KR: Yeah, it was fine! I had boobs for the first time in my life, and the empire waist starts high up, so it’s all sort-of hidden.
Was there a favorite outfit that you had in the movie?
KR: Well, I had the kind of sh-tty ones. The drab…
Yeah, but then you had the makeover scene!
KR: The “stolen” dresses! Those were the best ones. The ones when I wasn’t wearing brown.
The men in the movie are so cute too. Would you say you’re more of a Darcy or a Wickham fan?
KR: In our movie, the Wickham-type is kind of like this stableman guy, so I tend to go for the worker guy too.
It was kind of jarring at the end of the movie to see the guys in their modern clothes.

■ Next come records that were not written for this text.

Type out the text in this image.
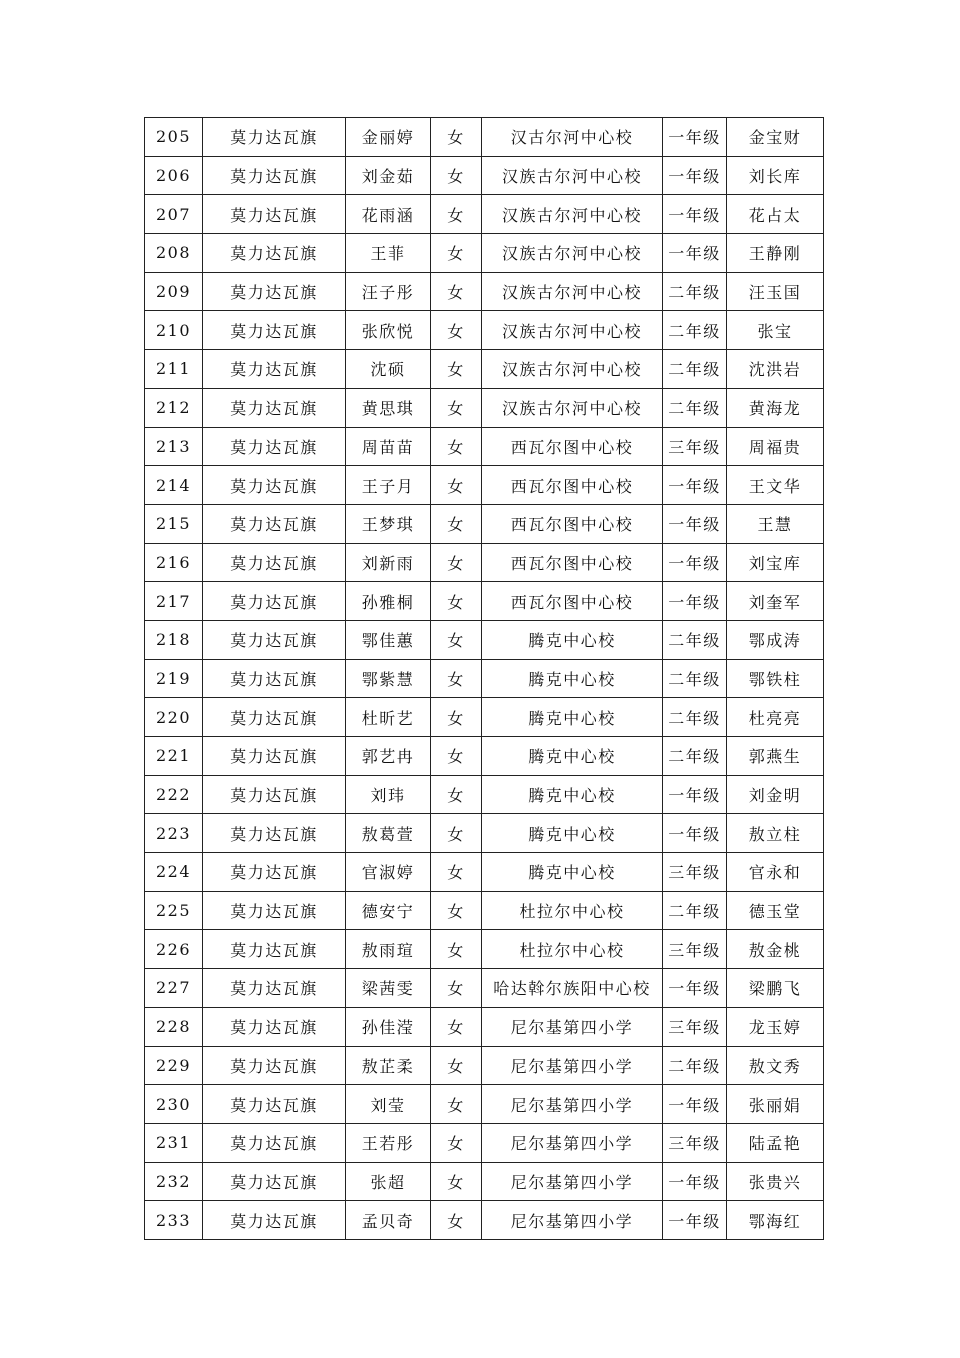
205	莫力达瓦旗	金丽婷	女	汉古尔河中心校	一年级	金宝财
206	莫力达瓦旗	刘金茹	女	汉族古尔河中心校	一年级	刘长库
207	莫力达瓦旗	花雨涵	女	汉族古尔河中心校	一年级	花占太
208	莫力达瓦旗	王菲	女	汉族古尔河中心校	一年级	王静刚
209	莫力达瓦旗	汪子彤	女	汉族古尔河中心校	二年级	汪玉国
210	莫力达瓦旗	张欣悦	女	汉族古尔河中心校	二年级	张宝
211	莫力达瓦旗	沈硕	女	汉族古尔河中心校	二年级	沈洪岩
212	莫力达瓦旗	黄思琪	女	汉族古尔河中心校	二年级	黄海龙
213	莫力达瓦旗	周苗苗	女	西瓦尔图中心校	三年级	周福贵
214	莫力达瓦旗	王子月	女	西瓦尔图中心校	一年级	王文华
215	莫力达瓦旗	王梦琪	女	西瓦尔图中心校	一年级	王慧
216	莫力达瓦旗	刘新雨	女	西瓦尔图中心校	一年级	刘宝库
217	莫力达瓦旗	孙雅桐	女	西瓦尔图中心校	一年级	刘奎军
218	莫力达瓦旗	鄂佳蕙	女	腾克中心校	二年级	鄂成涛
219	莫力达瓦旗	鄂紫慧	女	腾克中心校	二年级	鄂铁柱
220	莫力达瓦旗	杜昕艺	女	腾克中心校	二年级	杜亮亮
221	莫力达瓦旗	郭艺冉	女	腾克中心校	二年级	郭燕生
222	莫力达瓦旗	刘玮	女	腾克中心校	一年级	刘金明
223	莫力达瓦旗	敖葛萱	女	腾克中心校	一年级	敖立柱
224	莫力达瓦旗	官淑婷	女	腾克中心校	三年级	官永和
225	莫力达瓦旗	德安宁	女	杜拉尔中心校	二年级	德玉堂
226	莫力达瓦旗	敖雨瑄	女	杜拉尔中心校	三年级	敖金桃
227	莫力达瓦旗	梁茜雯	女	哈达斡尔族阳中心校	一年级	梁鹏飞
228	莫力达瓦旗	孙佳滢	女	尼尔基第四小学	三年级	龙玉婷
229	莫力达瓦旗	敖芷柔	女	尼尔基第四小学	二年级	敖文秀
230	莫力达瓦旗	刘莹	女	尼尔基第四小学	一年级	张丽娟
231	莫力达瓦旗	王若彤	女	尼尔基第四小学	三年级	陆孟艳
232	莫力达瓦旗	张超	女	尼尔基第四小学	一年级	张贵兴
233	莫力达瓦旗	孟贝奇	女	尼尔基第四小学	一年级	鄂海红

KR: I know. It is. I saw the movie just recently—we only saw it the one time at Sundance, which was in January—you are like, “Woah, real hair and real clothes? Well, that’s what people look like. OK.”
So, I have to ask: Do you have a favorite Felicity episode or moment?
KR: That was so long ago! 15 years ago. I’ve been working all summer with Matt Reeves, who is one of the creators of the show, and we were trying to count back. We were like, “Holy sh-t! 15 years! That’s crazy. I’m not that old!” There were a million favorite moments—so many fun moments between Noel and Felicity, the banter back and forth. I loved their relationship. One of my favorite scenes was, especially in the first season, the thanksgiving one—because all of us had to be around the table, and we all liked each other so much. It was just ridiculous and funny.
My co-worker, Lindy, just started watching for the first time on Netflix.
KR: I wonder what that would be like! Although they probably don’t have any of the good music because the rights get lost.
She went to NYU, so she said it’s made her fall in love with NYU all over again and kind of relive that experience.
KR: That’s so sweet! Aww, that’s so nice. It was a sweet show.
Austenland opens in select cities tomorrow, August 16!